Computing. The book is integrated with R, and for many procedures covered in this book, we feature subroutines and packages (free libraries of code) of R code. The choice of software was natural: engineers, scientists, and increasingly statisticians are communicating in the “R language.” R is an open‐source language for statistical computing and quickly emerging environment as the standard for research and development. R provides a wide variety of packages that allow to perform various kinds of analyses and powerful graphic components. For Bayesian calculation we previously relied on WinBUGS, a free software from Cambridge's Biostatistics Research Unit. Both R and WinBUGS are briefly covered in two appendices for readers less familiar with them. For R‐programmers who want to see a variety of programming modules for nonparametric inference in the R language, we refer you to the R‐series guide Nonparametric Statistical Methods Using R by Kloke and McKean.

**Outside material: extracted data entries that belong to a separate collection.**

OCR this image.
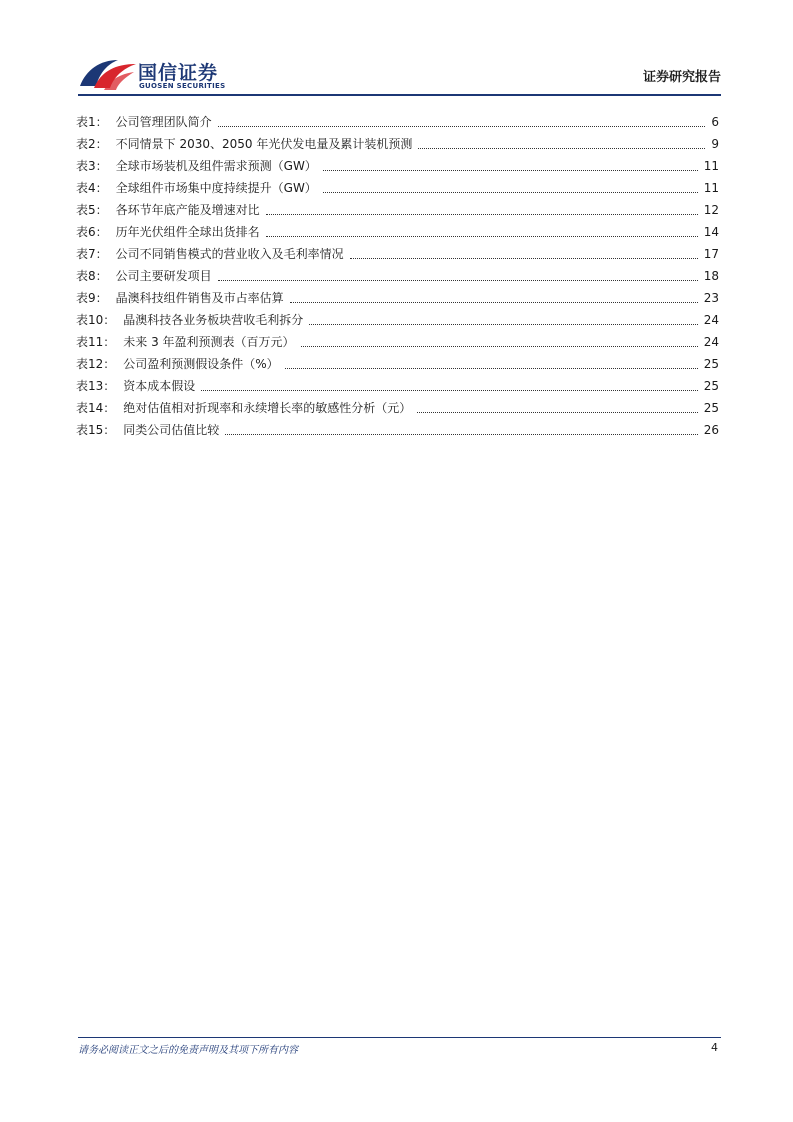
国信证券
GUOSEN SECURITIES
证券研究报告
表1： 公司管理团队简介	6
表2： 不同情景下 2030、2050 年光伏发电量及累计装机预测	9
表3： 全球市场装机及组件需求预测（GW）	11
表4： 全球组件市场集中度持续提升（GW）	11
表5： 各环节年底产能及增速对比	12
表6： 历年光伏组件全球出货排名	14
表7： 公司不同销售模式的营业收入及毛利率情况	17
表8： 公司主要研发项目	18
表9： 晶澳科技组件销售及市占率估算	23
表10： 晶澳科技各业务板块营收毛利拆分	24
表11： 未来 3 年盈利预测表（百万元）	24
表12： 公司盈利预测假设条件（%）	25
表13： 资本成本假设	25
表14： 绝对估值相对折现率和永续增长率的敏感性分析（元）	25
表15： 同类公司估值比较	26
请务必阅读正文之后的免责声明及其项下所有内容	4
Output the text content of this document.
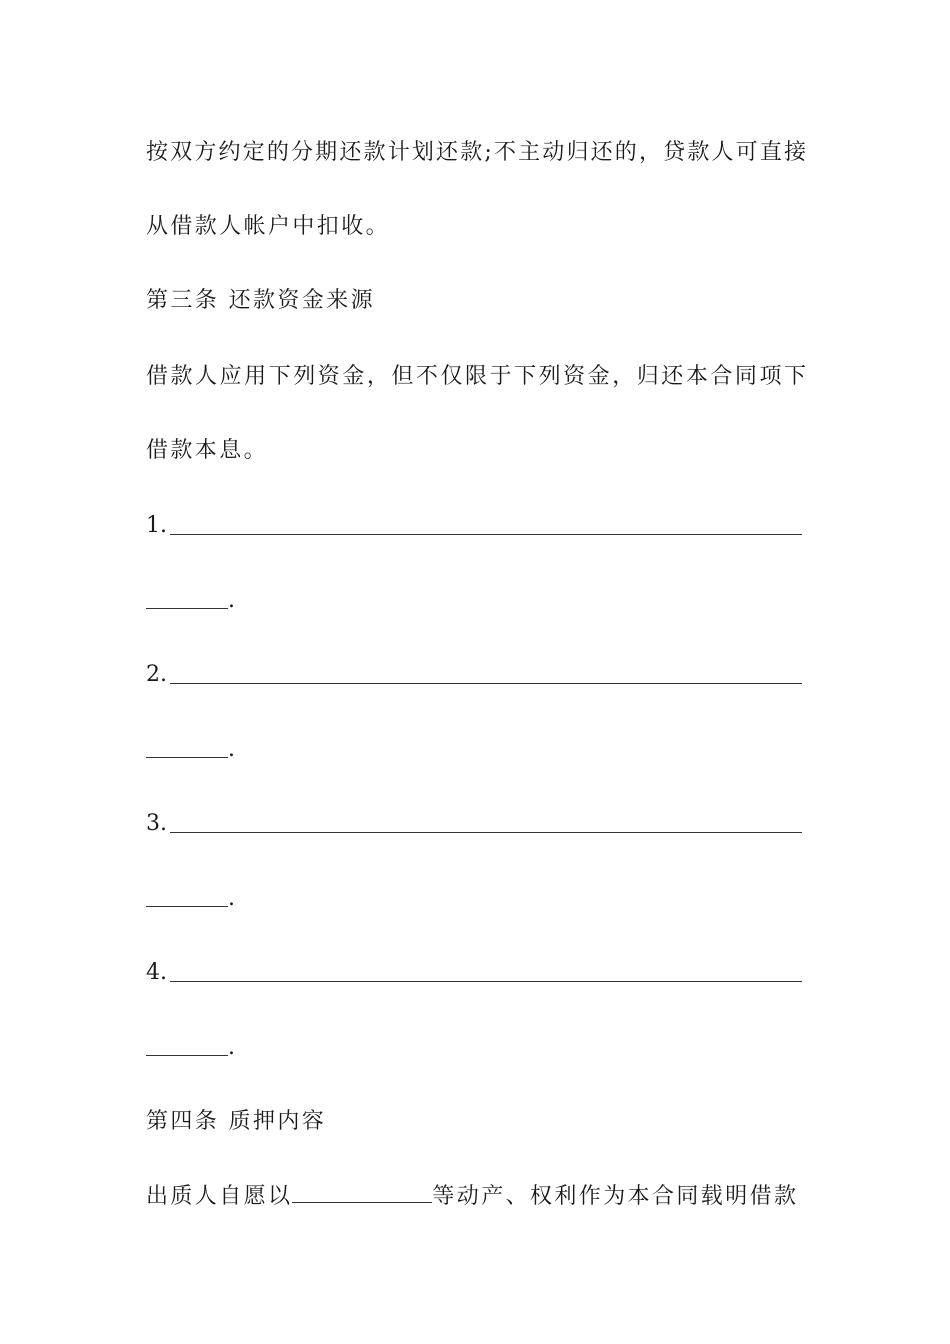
按双方约定的分期还款计划还款;不主动归还的，贷款人可直接
从借款人帐户中扣收。
第三条 还款资金来源
借款人应用下列资金，但不仅限于下列资金，归还本合同项下
借款本息。
1.
.
2.
.
3.
.
4.
.
第四条 质押内容
出质人自愿以	等动产、权利作为本合同载明借款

Outline of Chapters. For a typical graduate student to cover the full breadth of this textbook, two semesters would be required. For a one‐semester course, the instructor should necessarily cover Chapters 1–3 and 5–9 to start. Depending on the scope of the class, the last part of the course can include different chapter selections.
Chapters 2–4 contain important background material the student needs to understand to effectively learn and apply the methods taught in a nonparametric analysis course. Because the ranks of observations have special importance in a nonparametric analysis, Chapter 5 presents basic results for order statistics and includes statistical methods to create tolerance intervals.
Traditional topics in estimation and testing are presented in Chapters 7–10 and should receive emphasis even to students who are most curious about advanced topics such as density estimation (Chapter 11), curve fitting (Chapter 13), and wavelets (Chapter 14). These topics include a core of rank tests that are analogous to common parametric procedures (e.g. ‐tests, analysis of variance).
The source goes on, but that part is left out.